Helping profession interventions can be seen as being on a continuum between "Doing To" and "Being With". "Doing to" interventions, such as certain types of medical intervention, Chiropractic or massage, apply a process to the patient or client to bring about a result determined by the professional. "Being with" interventions seek to create an environment of presence within which the client is invited to allow his/her own process to arise and be followed to conclusion. The "being with" end of the continuum supports the client as responsible for, and having the resources within the relational environment to find, her/his own unique way.

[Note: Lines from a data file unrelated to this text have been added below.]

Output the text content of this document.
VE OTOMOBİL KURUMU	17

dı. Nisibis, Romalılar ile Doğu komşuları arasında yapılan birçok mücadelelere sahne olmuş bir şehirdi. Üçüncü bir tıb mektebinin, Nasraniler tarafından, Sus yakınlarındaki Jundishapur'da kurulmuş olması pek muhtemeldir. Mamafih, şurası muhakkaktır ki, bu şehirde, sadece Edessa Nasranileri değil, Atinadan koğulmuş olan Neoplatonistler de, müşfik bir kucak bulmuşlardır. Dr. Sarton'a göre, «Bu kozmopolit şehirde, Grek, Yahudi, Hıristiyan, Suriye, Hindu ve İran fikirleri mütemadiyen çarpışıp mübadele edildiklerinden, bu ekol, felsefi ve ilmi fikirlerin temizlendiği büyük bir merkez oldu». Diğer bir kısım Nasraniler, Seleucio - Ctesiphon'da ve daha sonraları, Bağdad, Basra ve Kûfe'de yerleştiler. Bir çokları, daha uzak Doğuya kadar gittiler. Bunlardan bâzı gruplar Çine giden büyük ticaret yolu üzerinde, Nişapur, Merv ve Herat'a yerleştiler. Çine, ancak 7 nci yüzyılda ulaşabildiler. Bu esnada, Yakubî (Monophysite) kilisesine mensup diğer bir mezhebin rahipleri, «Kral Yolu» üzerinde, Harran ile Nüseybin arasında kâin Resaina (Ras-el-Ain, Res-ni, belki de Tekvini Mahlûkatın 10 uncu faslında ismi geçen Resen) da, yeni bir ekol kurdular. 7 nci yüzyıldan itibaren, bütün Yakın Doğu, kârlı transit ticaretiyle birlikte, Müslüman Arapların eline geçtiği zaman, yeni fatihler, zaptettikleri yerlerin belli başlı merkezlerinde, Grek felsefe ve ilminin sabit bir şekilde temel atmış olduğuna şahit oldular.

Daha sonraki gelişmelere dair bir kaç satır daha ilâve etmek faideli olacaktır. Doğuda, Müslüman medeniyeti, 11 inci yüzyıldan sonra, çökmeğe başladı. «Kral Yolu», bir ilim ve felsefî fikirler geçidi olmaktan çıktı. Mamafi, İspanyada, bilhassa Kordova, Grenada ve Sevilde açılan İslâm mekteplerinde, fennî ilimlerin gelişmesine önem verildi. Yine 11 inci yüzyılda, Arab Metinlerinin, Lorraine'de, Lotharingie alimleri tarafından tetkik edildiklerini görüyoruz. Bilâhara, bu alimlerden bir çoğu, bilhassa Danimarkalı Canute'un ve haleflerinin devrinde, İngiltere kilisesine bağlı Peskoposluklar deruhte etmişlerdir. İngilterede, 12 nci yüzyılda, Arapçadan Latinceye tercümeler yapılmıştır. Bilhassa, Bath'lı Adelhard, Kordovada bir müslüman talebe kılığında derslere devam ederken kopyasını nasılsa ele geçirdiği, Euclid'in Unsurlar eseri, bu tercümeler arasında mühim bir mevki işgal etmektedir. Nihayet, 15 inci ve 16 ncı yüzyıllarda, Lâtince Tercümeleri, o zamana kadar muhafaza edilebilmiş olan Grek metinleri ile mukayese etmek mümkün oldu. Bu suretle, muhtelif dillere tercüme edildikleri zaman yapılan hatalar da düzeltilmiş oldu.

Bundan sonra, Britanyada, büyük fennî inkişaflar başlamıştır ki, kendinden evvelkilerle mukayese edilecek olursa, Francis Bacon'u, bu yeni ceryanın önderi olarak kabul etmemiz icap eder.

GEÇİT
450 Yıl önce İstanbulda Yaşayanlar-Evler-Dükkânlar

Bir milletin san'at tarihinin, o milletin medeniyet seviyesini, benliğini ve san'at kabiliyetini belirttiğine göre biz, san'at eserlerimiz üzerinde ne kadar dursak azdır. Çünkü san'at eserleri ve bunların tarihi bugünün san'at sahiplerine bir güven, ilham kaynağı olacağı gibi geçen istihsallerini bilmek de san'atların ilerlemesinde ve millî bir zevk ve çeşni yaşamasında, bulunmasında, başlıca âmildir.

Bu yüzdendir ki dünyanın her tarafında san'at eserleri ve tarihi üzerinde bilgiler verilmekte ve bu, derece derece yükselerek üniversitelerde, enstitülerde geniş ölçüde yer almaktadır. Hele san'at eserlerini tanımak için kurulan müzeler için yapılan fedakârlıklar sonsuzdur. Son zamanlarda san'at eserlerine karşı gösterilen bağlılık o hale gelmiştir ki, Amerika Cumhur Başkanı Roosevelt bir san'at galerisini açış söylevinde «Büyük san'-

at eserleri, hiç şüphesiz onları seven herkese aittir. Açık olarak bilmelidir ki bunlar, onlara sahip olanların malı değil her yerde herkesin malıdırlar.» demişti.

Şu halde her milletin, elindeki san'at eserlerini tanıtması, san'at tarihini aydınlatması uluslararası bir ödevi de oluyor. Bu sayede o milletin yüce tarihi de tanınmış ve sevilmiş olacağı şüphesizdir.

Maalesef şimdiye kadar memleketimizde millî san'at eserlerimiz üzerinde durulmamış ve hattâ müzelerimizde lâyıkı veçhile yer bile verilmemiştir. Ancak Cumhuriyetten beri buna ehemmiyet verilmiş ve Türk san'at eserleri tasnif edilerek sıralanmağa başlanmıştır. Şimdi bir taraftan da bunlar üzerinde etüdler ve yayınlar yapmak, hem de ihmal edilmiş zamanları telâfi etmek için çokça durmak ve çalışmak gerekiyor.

The counsellor's task in "being with" is to provide the security of an empathic focussed relationship with carefully selected interventions, brought forth in collaboration with the client, that assist the client to explore, become aware and facilitate his/her own change process. It is recognised that in any helping relationship there will be components of both approaches. The art of effective counselling requires an ability to bring "doing to" interventions into the counselling process within a "being with" frame. This is achieved by the collaborative nature of the counselling. The "being with" counsellor always informs the client of the counsellor's awareness and of the possible options for interventions that arise for the counsellor in the moment by moment process. The client in having the freedom to select and reject from a number of options is always in charge, consequently the occasional "doing to" happens in a "being with" way. I have found that being with focus is an effective person centred approach to counselling, and the most likely to engender lasting client change.
Counselling arises out of a compassionate response to human suffering . While the academic tendency is to objectify and analyse the client as an object of scientific intervention, counselling is in fact a disciplined exercise in compassion aimed to assist clients deal with the pain of human suffering. Acknowledging this fact challenges the academic assumption that the counsellor can be a professional persona without being personally touched by the relationship with a client. The counselling relationship always has the three components elucidated by Gelso and Carter, The Transference Relationship, The Therapeutic Relationship and the Real Relationship. The "Real Relationship" obviously has an intersubjective effect upon the life, person and relational world of the counsellor. Counsellors need to acknowledge and constantly give attention to themselves as also suffering human beings that are themselves in need of support and appropriate clinical supervision.